I wrote this at the beginning of June but life is busy when buying a house so I have only had a chance to share it now.
One year now I have been married. It's been forever and only just begun. I'm complete, I've been made whole and yet I've always been whole. I can not believe it has been a year already and yet it seems we have been married forever. Our wedding day was at once a huge change and no change at all, the completion of me and making of my life into the whole piece it was supposed to be. Of course it meant that he didn't have to go home to his family every night, and we had to start planning how to share everything we own, and the list could go on. But it still seemed there was not much of a change. I've never once looked back or regretted the choice to marry my amazing husband. It was not even a choice at all really, more of a certainty that we would have our happily ever after.
My husband cares for me, entertains me, loves me, and gives me a smile when I have none left of my own. He is someone to tease, care for, pray for, and love with my whole heart. He has patience for my annoying ways and makes sure that I have fun instead of working too hard. He even argues with me now, which is a good thing. I have a check and balance and know that he will offer his opinion or an extra bit of logic before I do something foolish or against his wishes. When I think of this past year I am pleased that in the highs and lows he never left my side and was always right where I needed him, supporting me. I'm blessed with this wonderful husband, this feeling of completeness, and this knowledge that I will never even consider leaving him, that we are bonded in a way that we could never break, and that he feels the same. We might make mistakes and become angry with one another but our bond always draws us back to forgiveness and repentance for any wrong doings. No matter how against an idea my husband is he will always hear me out and let me know if my side makes sense as well.
He takes care of me, physically, spiritually, and emotionally. Every morning at home he makes me breakfast and on work days packs my lunch. Such a simple service that I could do but it brings me such joy and shows so much of his caring love when he does it. He is always ready with a comforting hand at the slightest sign of a tear or sadness from me and is my favourite shoulder to cry on. Always gentle, he does not judge my reasons for tears and tries to help me see the sunshine again. I once thought that I had clean language but my husband catches any slips that squeak their way out and is a gentle reminder to keep my speech pure. He always reminds me to pray before meals if I were to forget and lets me know special facts about the church that I did not know before. What a gift and blessing this man is to me.

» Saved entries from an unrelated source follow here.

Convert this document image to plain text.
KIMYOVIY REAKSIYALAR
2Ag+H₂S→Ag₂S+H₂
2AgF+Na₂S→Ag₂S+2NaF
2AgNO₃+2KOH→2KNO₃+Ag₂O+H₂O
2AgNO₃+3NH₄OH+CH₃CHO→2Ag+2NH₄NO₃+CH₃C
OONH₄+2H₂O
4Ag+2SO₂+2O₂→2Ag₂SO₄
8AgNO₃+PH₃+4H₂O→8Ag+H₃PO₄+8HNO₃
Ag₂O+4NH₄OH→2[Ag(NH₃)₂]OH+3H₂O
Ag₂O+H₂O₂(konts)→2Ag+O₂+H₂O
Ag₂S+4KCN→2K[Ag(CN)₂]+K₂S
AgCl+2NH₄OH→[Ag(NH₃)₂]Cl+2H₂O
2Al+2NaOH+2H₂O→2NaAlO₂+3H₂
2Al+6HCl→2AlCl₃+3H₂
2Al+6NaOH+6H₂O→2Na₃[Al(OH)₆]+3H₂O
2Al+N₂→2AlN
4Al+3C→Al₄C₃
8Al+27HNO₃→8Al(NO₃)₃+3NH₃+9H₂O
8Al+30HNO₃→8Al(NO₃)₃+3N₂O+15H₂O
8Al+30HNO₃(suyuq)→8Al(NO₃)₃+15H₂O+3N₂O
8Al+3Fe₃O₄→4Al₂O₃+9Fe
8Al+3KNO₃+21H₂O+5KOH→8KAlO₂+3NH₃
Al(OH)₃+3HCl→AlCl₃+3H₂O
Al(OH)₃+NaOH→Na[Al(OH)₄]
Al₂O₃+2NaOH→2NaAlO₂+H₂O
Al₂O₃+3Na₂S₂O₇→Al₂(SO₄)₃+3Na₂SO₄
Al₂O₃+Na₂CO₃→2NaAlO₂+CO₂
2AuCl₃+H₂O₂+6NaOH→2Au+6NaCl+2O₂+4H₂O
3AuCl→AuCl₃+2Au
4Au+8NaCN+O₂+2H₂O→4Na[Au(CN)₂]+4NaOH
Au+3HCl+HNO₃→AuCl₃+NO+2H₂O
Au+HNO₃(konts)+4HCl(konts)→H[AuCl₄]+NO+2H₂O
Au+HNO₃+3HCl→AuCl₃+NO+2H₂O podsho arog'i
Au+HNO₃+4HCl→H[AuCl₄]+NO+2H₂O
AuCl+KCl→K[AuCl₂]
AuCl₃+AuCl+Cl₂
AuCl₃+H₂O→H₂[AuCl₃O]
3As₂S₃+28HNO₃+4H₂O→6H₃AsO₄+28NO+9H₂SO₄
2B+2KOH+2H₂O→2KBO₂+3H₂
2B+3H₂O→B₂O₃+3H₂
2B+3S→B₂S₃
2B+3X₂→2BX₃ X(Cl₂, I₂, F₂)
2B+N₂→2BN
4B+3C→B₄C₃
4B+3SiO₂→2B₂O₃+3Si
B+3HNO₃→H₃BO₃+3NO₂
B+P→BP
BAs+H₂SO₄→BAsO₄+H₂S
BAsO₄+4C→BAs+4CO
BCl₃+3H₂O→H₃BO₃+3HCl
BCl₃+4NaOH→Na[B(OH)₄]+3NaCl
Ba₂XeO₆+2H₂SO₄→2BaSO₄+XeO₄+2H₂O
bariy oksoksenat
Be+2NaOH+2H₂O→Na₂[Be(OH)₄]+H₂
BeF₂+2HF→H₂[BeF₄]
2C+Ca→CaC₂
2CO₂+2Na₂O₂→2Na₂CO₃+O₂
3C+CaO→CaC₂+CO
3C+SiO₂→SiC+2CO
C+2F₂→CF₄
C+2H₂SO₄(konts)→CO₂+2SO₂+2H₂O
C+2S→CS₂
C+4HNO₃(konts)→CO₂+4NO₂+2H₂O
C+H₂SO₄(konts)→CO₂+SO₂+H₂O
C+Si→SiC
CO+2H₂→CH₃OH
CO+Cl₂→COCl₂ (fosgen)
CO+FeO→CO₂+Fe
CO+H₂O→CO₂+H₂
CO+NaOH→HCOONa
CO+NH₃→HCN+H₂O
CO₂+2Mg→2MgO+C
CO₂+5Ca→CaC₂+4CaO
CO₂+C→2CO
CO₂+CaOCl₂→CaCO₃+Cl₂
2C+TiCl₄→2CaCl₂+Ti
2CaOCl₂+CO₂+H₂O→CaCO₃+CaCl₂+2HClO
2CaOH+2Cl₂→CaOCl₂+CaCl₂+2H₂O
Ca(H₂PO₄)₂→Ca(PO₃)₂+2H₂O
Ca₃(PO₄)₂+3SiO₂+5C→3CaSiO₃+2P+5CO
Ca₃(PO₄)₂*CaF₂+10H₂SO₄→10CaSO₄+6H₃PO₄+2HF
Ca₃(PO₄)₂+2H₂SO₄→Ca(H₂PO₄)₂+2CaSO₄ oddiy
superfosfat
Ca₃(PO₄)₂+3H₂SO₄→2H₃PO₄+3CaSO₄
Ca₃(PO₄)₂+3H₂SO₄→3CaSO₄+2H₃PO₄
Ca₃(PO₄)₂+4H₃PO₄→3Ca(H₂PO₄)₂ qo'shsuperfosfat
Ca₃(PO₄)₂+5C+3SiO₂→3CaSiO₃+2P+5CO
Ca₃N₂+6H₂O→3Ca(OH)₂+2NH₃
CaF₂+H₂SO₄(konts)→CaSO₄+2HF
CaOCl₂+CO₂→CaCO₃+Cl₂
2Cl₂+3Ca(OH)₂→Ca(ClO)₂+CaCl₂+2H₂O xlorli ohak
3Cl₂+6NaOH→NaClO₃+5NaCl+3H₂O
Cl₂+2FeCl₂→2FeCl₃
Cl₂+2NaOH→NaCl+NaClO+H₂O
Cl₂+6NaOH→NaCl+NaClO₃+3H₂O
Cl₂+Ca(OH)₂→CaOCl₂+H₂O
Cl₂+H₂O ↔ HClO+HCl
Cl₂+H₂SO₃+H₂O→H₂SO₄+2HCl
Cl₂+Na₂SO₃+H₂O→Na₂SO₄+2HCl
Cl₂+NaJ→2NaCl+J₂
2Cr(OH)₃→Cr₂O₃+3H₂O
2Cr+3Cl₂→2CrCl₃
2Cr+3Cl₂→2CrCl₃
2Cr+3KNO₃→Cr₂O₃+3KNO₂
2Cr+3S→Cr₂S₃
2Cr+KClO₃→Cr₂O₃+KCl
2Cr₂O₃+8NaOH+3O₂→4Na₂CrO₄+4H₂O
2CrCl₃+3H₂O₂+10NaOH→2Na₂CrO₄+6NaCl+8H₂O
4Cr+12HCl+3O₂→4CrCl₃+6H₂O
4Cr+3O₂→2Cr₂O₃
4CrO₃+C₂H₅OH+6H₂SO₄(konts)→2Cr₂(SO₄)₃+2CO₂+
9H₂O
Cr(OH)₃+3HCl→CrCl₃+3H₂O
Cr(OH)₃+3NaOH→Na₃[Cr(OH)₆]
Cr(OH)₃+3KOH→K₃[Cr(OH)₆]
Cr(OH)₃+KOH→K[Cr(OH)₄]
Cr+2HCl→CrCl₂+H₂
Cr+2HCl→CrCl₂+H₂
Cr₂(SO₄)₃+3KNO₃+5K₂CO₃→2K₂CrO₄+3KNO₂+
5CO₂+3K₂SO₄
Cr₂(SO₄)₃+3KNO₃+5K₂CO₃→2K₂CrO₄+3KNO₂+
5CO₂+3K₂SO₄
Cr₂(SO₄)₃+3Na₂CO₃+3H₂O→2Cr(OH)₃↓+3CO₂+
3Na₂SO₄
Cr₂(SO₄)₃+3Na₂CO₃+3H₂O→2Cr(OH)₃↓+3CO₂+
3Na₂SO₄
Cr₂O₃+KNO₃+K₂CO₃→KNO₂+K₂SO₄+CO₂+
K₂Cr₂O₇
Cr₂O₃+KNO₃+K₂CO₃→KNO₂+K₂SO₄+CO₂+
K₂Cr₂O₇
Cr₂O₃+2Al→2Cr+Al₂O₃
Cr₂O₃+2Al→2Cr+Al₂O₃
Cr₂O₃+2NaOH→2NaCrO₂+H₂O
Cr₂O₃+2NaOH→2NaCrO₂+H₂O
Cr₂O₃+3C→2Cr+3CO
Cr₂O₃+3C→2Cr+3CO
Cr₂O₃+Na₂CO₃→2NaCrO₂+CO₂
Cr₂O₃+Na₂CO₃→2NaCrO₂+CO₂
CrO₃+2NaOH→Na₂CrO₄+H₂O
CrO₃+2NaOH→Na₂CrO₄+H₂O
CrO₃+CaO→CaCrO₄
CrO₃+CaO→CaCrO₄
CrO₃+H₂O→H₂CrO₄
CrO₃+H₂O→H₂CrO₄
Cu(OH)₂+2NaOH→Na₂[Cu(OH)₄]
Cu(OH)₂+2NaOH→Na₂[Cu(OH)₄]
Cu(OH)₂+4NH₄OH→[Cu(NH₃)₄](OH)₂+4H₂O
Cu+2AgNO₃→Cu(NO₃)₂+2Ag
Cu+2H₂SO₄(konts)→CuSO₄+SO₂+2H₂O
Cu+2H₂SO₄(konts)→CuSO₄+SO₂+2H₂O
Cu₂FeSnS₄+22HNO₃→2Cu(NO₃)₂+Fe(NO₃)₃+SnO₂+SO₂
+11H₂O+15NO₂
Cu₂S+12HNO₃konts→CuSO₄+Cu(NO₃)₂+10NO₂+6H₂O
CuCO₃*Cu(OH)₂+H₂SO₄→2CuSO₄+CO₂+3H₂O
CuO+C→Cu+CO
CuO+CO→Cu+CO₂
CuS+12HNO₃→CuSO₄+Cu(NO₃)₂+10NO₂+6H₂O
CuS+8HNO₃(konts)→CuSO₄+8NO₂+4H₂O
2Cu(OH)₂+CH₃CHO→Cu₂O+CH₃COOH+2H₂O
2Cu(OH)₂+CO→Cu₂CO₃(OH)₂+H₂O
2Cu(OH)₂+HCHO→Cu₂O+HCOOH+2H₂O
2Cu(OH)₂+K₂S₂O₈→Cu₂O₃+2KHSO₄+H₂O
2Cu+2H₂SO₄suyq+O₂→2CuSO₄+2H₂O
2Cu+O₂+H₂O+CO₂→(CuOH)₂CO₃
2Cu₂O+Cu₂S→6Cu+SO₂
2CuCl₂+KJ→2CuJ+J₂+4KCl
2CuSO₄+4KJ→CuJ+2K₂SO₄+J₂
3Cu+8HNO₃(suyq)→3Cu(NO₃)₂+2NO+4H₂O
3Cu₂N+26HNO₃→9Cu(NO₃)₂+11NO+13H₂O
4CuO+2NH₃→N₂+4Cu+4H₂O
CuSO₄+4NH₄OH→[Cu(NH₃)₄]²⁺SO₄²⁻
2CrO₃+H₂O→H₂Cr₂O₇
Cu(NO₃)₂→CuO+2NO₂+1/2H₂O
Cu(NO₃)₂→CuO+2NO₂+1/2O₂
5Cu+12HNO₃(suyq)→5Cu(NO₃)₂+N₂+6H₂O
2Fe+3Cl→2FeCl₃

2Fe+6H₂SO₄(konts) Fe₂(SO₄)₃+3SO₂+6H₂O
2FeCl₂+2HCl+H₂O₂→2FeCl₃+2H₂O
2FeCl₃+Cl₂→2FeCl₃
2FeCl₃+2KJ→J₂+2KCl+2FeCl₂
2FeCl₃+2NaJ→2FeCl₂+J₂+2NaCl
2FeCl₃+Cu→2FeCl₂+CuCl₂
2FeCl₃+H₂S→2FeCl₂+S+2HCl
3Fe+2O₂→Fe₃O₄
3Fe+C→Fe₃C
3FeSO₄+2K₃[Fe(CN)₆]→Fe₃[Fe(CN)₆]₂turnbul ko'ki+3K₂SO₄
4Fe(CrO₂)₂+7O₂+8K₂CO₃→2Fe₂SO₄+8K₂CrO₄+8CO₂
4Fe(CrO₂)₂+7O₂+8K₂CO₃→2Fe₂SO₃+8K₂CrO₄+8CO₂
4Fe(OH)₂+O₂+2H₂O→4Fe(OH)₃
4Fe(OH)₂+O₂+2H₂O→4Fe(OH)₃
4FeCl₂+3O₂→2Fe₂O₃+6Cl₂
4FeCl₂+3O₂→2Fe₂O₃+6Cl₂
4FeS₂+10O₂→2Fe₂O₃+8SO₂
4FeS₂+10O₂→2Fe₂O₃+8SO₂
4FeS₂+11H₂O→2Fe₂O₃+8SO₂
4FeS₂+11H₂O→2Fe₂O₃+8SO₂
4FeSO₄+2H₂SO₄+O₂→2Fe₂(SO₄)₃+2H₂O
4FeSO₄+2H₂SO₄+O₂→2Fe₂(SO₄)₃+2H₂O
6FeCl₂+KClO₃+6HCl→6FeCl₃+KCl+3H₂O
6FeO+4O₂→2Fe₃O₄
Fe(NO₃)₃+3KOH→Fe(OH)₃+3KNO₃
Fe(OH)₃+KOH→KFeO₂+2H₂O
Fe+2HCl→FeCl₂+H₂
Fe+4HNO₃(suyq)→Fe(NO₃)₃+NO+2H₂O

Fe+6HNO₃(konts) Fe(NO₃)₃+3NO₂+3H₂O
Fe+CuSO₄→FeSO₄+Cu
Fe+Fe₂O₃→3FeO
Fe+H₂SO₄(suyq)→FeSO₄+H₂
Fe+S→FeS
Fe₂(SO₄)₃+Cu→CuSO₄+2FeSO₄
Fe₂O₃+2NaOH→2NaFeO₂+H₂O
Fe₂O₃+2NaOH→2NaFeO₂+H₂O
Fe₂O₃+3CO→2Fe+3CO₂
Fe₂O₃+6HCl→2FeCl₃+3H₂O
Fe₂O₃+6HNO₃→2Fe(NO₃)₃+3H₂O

I can't wait for our children to have him as their dad. He will without a doubt be a great father. He will be a great guardian of their safety I know, just in the way he tries to keep me safe and worries for the safety of other children we see if their parents turn their backs for a moment. I know he will guard their hearts and minds fiercely as he often grows worried about things kids learn in school or from other people. He will be able to teach them things that I never could, like sports, singing, a love of history, and his own way of knowing and loving God. I know we will be a great team in this as we have different but complemeting sets of knowledge and interests. Besides we already work as a great team in preparing our home for the coming of baby.
I pray that many others in the world might experience the same joy, completeness, and certainty in their marriage vocation.